By the time he reached the bar, his entire body was shaking with anger and adrenaline. He ordered a whiskey straight and took the glass to sit at the corner table.

He placed it in front of him. A challenge. A test of how far he’d come. He’d done everything in the last year for Ty, trying to be worthy, trying to make himself a better, healthier man. He’d fought the withdrawal that had wracked his body and the cloying need that filled his mind every morning when he woke, all to prove to himself that he deserved to be happy, that he deserved Ty’s love.

Had Ty even been worth it?

He stared at the whiskey glass, letting the pull envelop him just to see how strong he was to fight it now.

Ty thumped into the empty chair across from him, rattling the table. The whiskey in Zane’s glass sloshed. He stared at it, not looking up to meet Ty’s eyes.

“Please don’t do this, Zane.”

“Go away, Ty,” Zane said without looking up from the glass.

“You’ve worked so hard to get past this, don’t do this now. Not like this.”

Zane glowered at him. “Who the hell are you to tell me anything?”

Ty recoiled like Zane had slapped him, but he jutted his chin out and squared his shoulders. “I’m your partner. And I’m your friend. And I love you.”

“You’re a liar.”

“You’re right. And you can hate me if you want to, but that doesn’t change the fact that I love you. And I’m not going to sit idly by while you do this to yourself because of me.”

Zane glared, but the pain in the pit of his stomach was overpowering the anger. He looked back to the glass, still full of whiskey.

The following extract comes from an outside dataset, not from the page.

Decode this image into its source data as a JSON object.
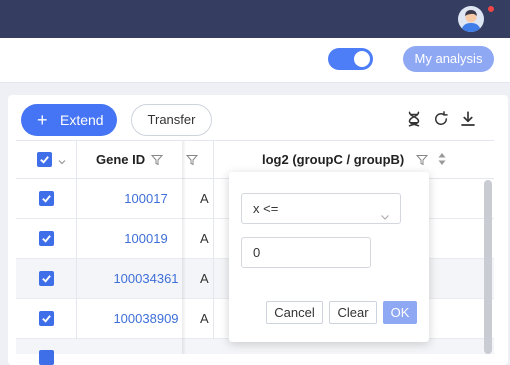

Ty reached out and slammed something onto the table. When he moved his hand, Zane’s one year sobriety chip remained.

Zane stared at it, then transferred his glare to Ty. “You think I need that?”

Ty shrugged, looking pointedly at the glass.

“I really am that weak to you, aren’t I?

Ty’s eyes were steady and dark as they stared at each other, neither man flinching. “You’re not weak, Zane,” Ty said. “But we all need help sometimes.”

“And now you need my help, right? To deal with this Liam Bell guy, this guy from your past you were never going to tell me about. It’s okay to lie to me, keep things from me, but when you need a spare gun, oh, go pick Zane up at the bar.”

“Don’t sulk, it doesn’t suit you.”

“Fuck you, Ty.”

Ty snorted and finally looked away. “Will you come back with me? Help us figure this shit out?”

“You’re not on the first plane home anymore?” Ty shook his head. “You’re going to make a stand here?”

“Here we’re all together. We know where he is. He’s lost the element of surprise and we have the stronger force.”

Zane nodded. “Fine.”

Ty gave a curt nod and pushed his chair back to stand.

“On one condition,” Zane added.

Ty sat back, resigned.

“Tell me everything. You’re hiding something, something big, and I want to know what it is. And if you tell me it’s classified, I will smash this glass into your face. And then I’ll be on the first plane home.”